Mr. Wong Mr. Wong, Detective (1938)

This Karloff film is clever if you forgive a kind of police stereotype and the fact Karloff isn't Chinese, but it tied in with America's on-going fascination with the Orient.

I found myself smiling at a particular 'trope' (for lack of a better word), but discovered the plot hinges upon it. Given that wrinkle, the story turns out to be surprisingly satisfying. If you haven't seen it, it's worth watching.

As much as I like and recommend this film, I'll talk about another with a major failing.

Murder by Television (1935)

Murder by Television In contrast, the Lugosi flick was surprising awful. Bela himself seems resigned to struggling through the movie trying not to tatter his reputation.
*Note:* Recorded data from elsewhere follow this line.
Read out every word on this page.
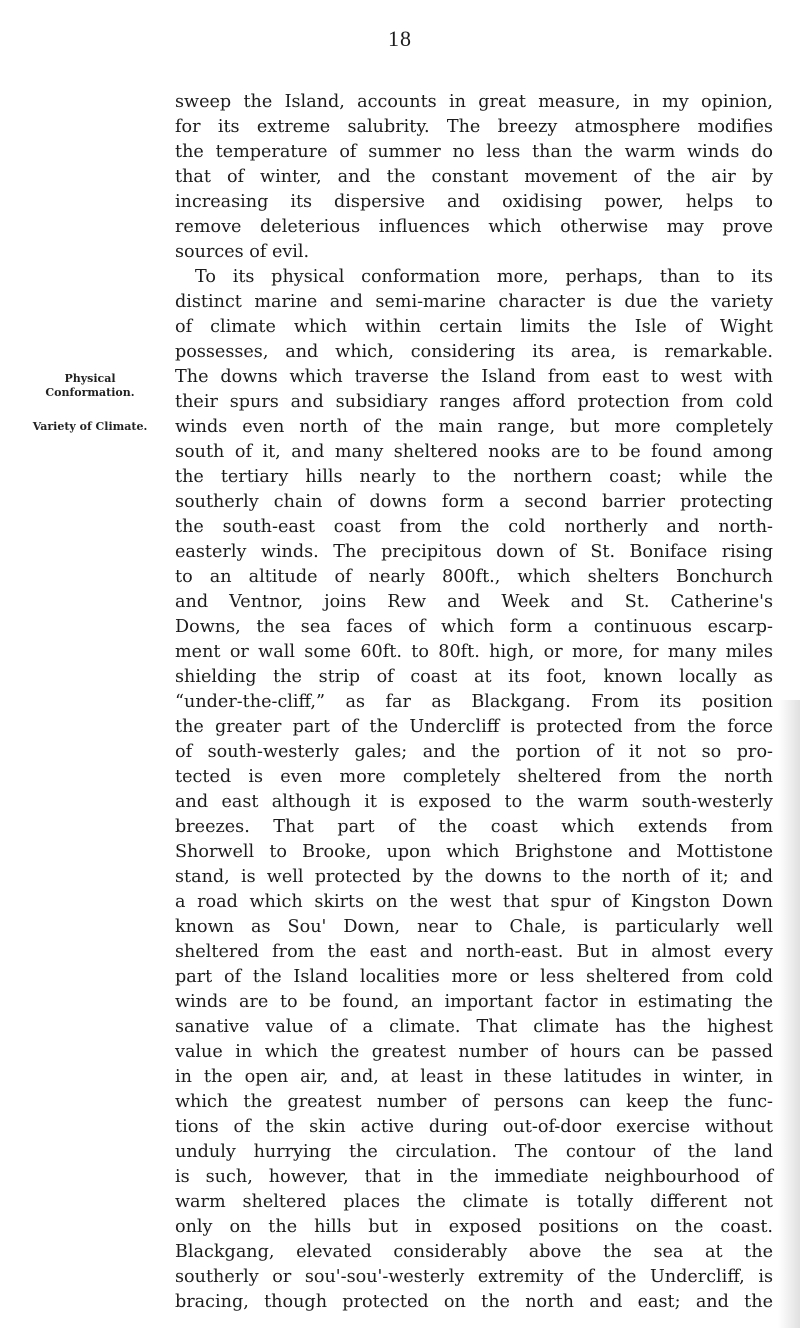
18
Physical
Conformation.
Variety of Climate.
sweep the Island, accounts in great measure, in my opinion,
for its extreme salubrity. The breezy atmosphere modifies
the temperature of summer no less than the warm winds do
that of winter, and the constant movement of the air by
increasing its dispersive and oxidising power, helps to
remove deleterious influences which otherwise may prove
sources of evil.
To its physical conformation more, perhaps, than to its
distinct marine and semi-marine character is due the variety
of climate which within certain limits the Isle of Wight
possesses, and which, considering its area, is remarkable.
The downs which traverse the Island from east to west with
their spurs and subsidiary ranges afford protection from cold
winds even north of the main range, but more completely
south of it, and many sheltered nooks are to be found among
the tertiary hills nearly to the northern coast; while the
southerly chain of downs form a second barrier protecting
the south-east coast from the cold northerly and north-
easterly winds. The precipitous down of St. Boniface rising
to an altitude of nearly 800ft., which shelters Bonchurch
and Ventnor, joins Rew and Week and St. Catherine's
Downs, the sea faces of which form a continuous escarp-
ment or wall some 60ft. to 80ft. high, or more, for many miles
shielding the strip of coast at its foot, known locally as
“under-the-cliff,” as far as Blackgang. From its position
the greater part of the Undercliff is protected from the force
of south-westerly gales; and the portion of it not so pro-
tected is even more completely sheltered from the north
and east although it is exposed to the warm south-westerly
breezes. That part of the coast which extends from
Shorwell to Brooke, upon which Brighstone and Mottistone
stand, is well protected by the downs to the north of it; and
a road which skirts on the west that spur of Kingston Down
known as Sou' Down, near to Chale, is particularly well
sheltered from the east and north-east. But in almost every
part of the Island localities more or less sheltered from cold
winds are to be found, an important factor in estimating the
sanative value of a climate. That climate has the highest
value in which the greatest number of hours can be passed
in the open air, and, at least in these latitudes in winter, in
which the greatest number of persons can keep the func-
tions of the skin active during out-of-door exercise without
unduly hurrying the circulation. The contour of the land
is such, however, that in the immediate neighbourhood of
warm sheltered places the climate is totally different not
only on the hills but in exposed positions on the coast.
Blackgang, elevated considerably above the sea at the
southerly or sou'-sou'-westerly extremity of the Undercliff, is
bracing, though protected on the north and east; and the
What's not to like? It contains everything: corporate intrigue, high tech toys, a musical number, comic moments, and an imbecilic dénouement. Er, but wait, there's more: A half-hearted romantic flame flickers, sputters, and almost dies. Did they forget anything?

Movies in Black & White

The best part of Murder by Television was the cook, Hattie McDaniel, who stole the show with her gentle humor. I heard she sang in this film, though how and why remains a mystery– often films slipped in musical numbers on the flimsiest of excuses.
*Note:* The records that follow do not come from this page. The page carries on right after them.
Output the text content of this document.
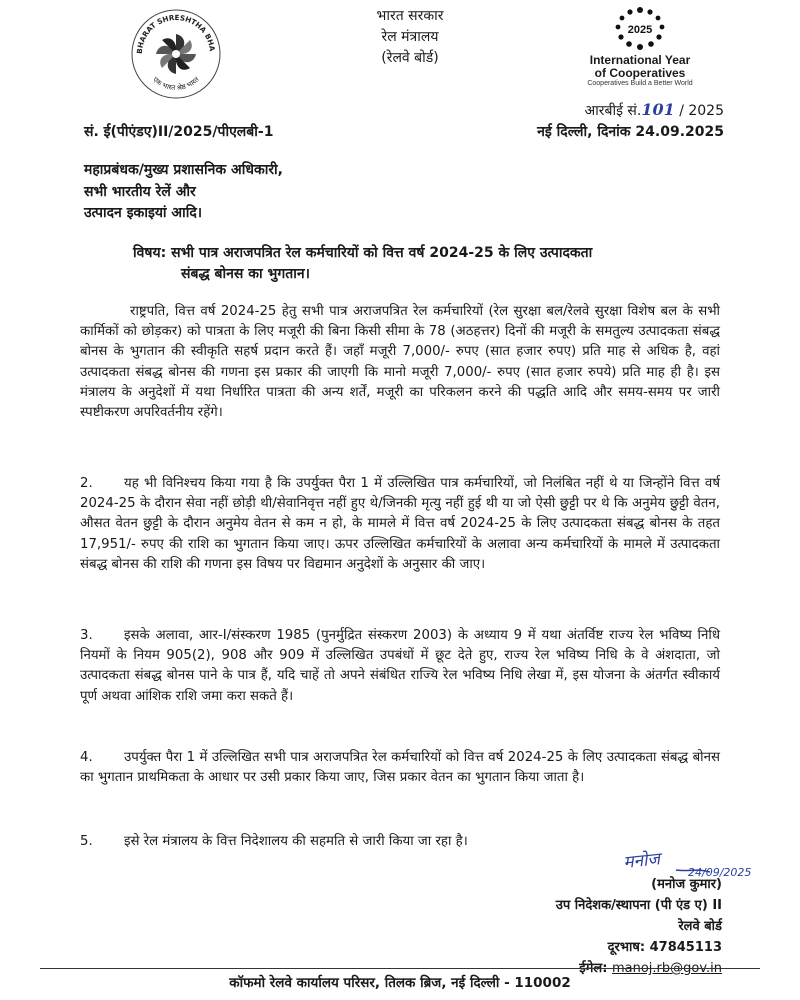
BHARAT SHRESHTHA BHA
एक भारत श्रेष्ठ भारत
भारत सरकार
रेल मंत्रालय
(रेलवे बोर्ड)
2025
International Year
of Cooperatives
Cooperatives Build a Better World
आरबीई सं.101 / 2025
सं. ई(पीएंडए)II/2025/पीएलबी-1	नई दिल्ली, दिनांक 24.09.2025
महाप्रबंधक/मुख्य प्रशासनिक अधिकारी,
सभी भारतीय रेलें और
उत्पादन इकाइयां आदि।
विषय: सभी पात्र अराजपत्रित रेल कर्मचारियों को वित्त वर्ष 2024-25 के लिए उत्पादकता
संबद्ध बोनस का भुगतान।
राष्ट्रपति, वित्त वर्ष 2024-25 हेतु सभी पात्र अराजपत्रित रेल कर्मचारियों (रेल सुरक्षा बल/रेलवे सुरक्षा विशेष बल के सभी कार्मिकों को छोड़कर) को पात्रता के लिए मजूरी की बिना किसी सीमा के 78 (अठहत्तर) दिनों की मजूरी के समतुल्य उत्पादकता संबद्ध बोनस के भुगतान की स्वीकृति सहर्ष प्रदान करते हैं। जहाँ मजूरी 7,000/- रुपए (सात हजार रुपए) प्रति माह से अधिक है, वहां उत्पादकता संबद्ध बोनस की गणना इस प्रकार की जाएगी कि मानो मजूरी 7,000/- रुपए (सात हजार रुपये) प्रति माह ही है। इस मंत्रालय के अनुदेशों में यथा निर्धारित पात्रता की अन्य शर्तें, मजूरी का परिकलन करने की पद्धति आदि और समय-समय पर जारी स्पष्टीकरण अपरिवर्तनीय रहेंगे।
2. यह भी विनिश्चय किया गया है कि उपर्युक्त पैरा 1 में उल्लिखित पात्र कर्मचारियों, जो निलंबित नहीं थे या जिन्होंने वित्त वर्ष 2024-25 के दौरान सेवा नहीं छोड़ी थी/सेवानिवृत्त नहीं हुए थे/जिनकी मृत्यु नहीं हुई थी या जो ऐसी छुट्टी पर थे कि अनुमेय छुट्टी वेतन, औसत वेतन छुट्टी के दौरान अनुमेय वेतन से कम न हो, के मामले में वित्त वर्ष 2024-25 के लिए उत्पादकता संबद्ध बोनस के तहत 17,951/- रुपए की राशि का भुगतान किया जाए। ऊपर उल्लिखित कर्मचारियों के अलावा अन्य कर्मचारियों के मामले में उत्पादकता संबद्ध बोनस की राशि की गणना इस विषय पर विद्यमान अनुदेशों के अनुसार की जाए।
3. इसके अलावा, आर-I/संस्करण 1985 (पुनर्मुद्रित संस्करण 2003) के अध्याय 9 में यथा अंतर्विष्ट राज्य रेल भविष्य निधि नियमों के नियम 905(2), 908 और 909 में उल्लिखित उपबंधों में छूट देते हुए, राज्य रेल भविष्य निधि के वे अंशदाता, जो उत्पादकता संबद्ध बोनस पाने के पात्र हैं, यदि चाहें तो अपने संबंधित राज्यि रेल भविष्य निधि लेखा में, इस योजना के अंतर्गत स्वीकार्य पूर्ण अथवा आंशिक राशि जमा करा सकते हैं।
4. उपर्युक्त पैरा 1 में उल्लिखित सभी पात्र अराजपत्रित रेल कर्मचारियों को वित्त वर्ष 2024-25 के लिए उत्पादकता संबद्ध बोनस का भुगतान प्राथमिकता के आधार पर उसी प्रकार किया जाए, जिस प्रकार वेतन का भुगतान किया जाता है।
5. इसे रेल मंत्रालय के वित्त निदेशालय की सहमति से जारी किया जा रहा है।
मनोज	24/09/2025
(मनोज कुमार)
उप निदेशक/स्थापना (पी एंड ए) II
रेलवे बोर्ड
दूरभाष: 47845113
ईमेल: manoj.rb@gov.in
कॉफमो रेलवे कार्यालय परिसर, तिलक ब्रिज, नई दिल्ली - 110002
When I saw no singing, I shrugged it off until I came across a note in IMdb that suggested this particular print may have been intended for America's Deep South and deliberately omitted the scene.
Murder by Television
What a shame. I can't imagine that Miss Hattie singing would have offended Southern sensibilities, so I'm still mystified if she sang in the film and if it was subsequently deleted. If you know details, share them in the comments. Meanwhile, back in the studio…

Television in 1935

A character in the film makes this prediction: "Television is the greatest step forward we have yet made in the preservation of humanity. It will make … a paradise we have always envisioned but never seen."

Presumably they were thinking of Dancing with the Stars and not Jerry Springer or 'rasslin' (which can be synonymous).
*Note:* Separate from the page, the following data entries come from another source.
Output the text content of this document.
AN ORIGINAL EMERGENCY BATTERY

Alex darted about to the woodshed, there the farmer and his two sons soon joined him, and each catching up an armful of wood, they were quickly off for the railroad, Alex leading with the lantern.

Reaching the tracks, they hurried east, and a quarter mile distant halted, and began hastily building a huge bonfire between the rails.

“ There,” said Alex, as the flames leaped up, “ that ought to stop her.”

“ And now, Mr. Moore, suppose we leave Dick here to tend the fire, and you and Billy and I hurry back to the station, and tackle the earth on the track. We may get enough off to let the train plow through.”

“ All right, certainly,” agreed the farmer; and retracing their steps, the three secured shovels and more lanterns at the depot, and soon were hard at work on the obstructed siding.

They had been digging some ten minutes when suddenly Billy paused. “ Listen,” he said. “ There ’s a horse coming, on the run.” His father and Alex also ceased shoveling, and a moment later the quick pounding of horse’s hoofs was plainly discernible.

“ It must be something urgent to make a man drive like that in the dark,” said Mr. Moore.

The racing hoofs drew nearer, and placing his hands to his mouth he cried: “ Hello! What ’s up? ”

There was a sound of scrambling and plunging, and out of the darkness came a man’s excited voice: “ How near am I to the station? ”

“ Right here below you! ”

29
In the early years, television was a hot topic in radio enthusiast magazines. Numerous technical contributions from around the world– Russia, France, Mexico, Hungary, Scotland, the UK and US– led to an explosion of television invention in the mid-1920s.

By 1928, General Electric began experimental transmission from two stations in Schenectady and New York City, the figure of Felix the Cat rotating on a turntable. The Great Depression may have devastated the working man, but technical development continued.

Murder by Television was released in 1935 at a moment when the exciting possibilities of TV appeared poised on the threshold. The following year, Germany would broadcast the Olympic games from Berlin and Leipzig and by November, the BBC tele-vising group would begin the world's first public regular 'high definition' transmission from the Alexandra Palace in London.

In that context, the underpinnings of Murder by Television weren't out of place. The value of the props– actual experimental television on loan– was $75,000 for a film budgeted at $35,000. For those familiar with competing technologies, a close look reveals the mechanical rotating aperture that was one thrust of development at the time.

Reel Problem (spoiler)

Professional Tip
First clue when writing a tech thriller: look up interstellar in the dictionary. Hey, I told you the plot was bad!
Most mystery writers go to a great deal of trouble to make the means of crimes realistic. We don't like deus ex machina or too much contrivance and this is where Murder by Television fails.

I won't reveal the howdunit of Mr. Wong, but I'll spare you the drudgery of Murder by Television, not the who, but the how. (Trust me: The movie will gel your mind and you'll forget I told you.) The inventor was murdered by– are you ready– "the interstellar frequency death ray". Verily, I say unto you.

A Noir Treat

From my CB files, I tender this little noir film from the Bristol band Portishead, which perfectly captures the tone and mood of a late 60s spy film. Like many noir films, To Kill a Dead Man is more ambience than logic, but it's satisfying. Fortunately Beth Gibbons doesn't sing until the closing credits, leaving the viewer with a mellow Ipcress File melancholy. Granted she's not so bad here or in Catch the Tear as on other tracks that cause one to wonder why so many bands have their Yoko Ono.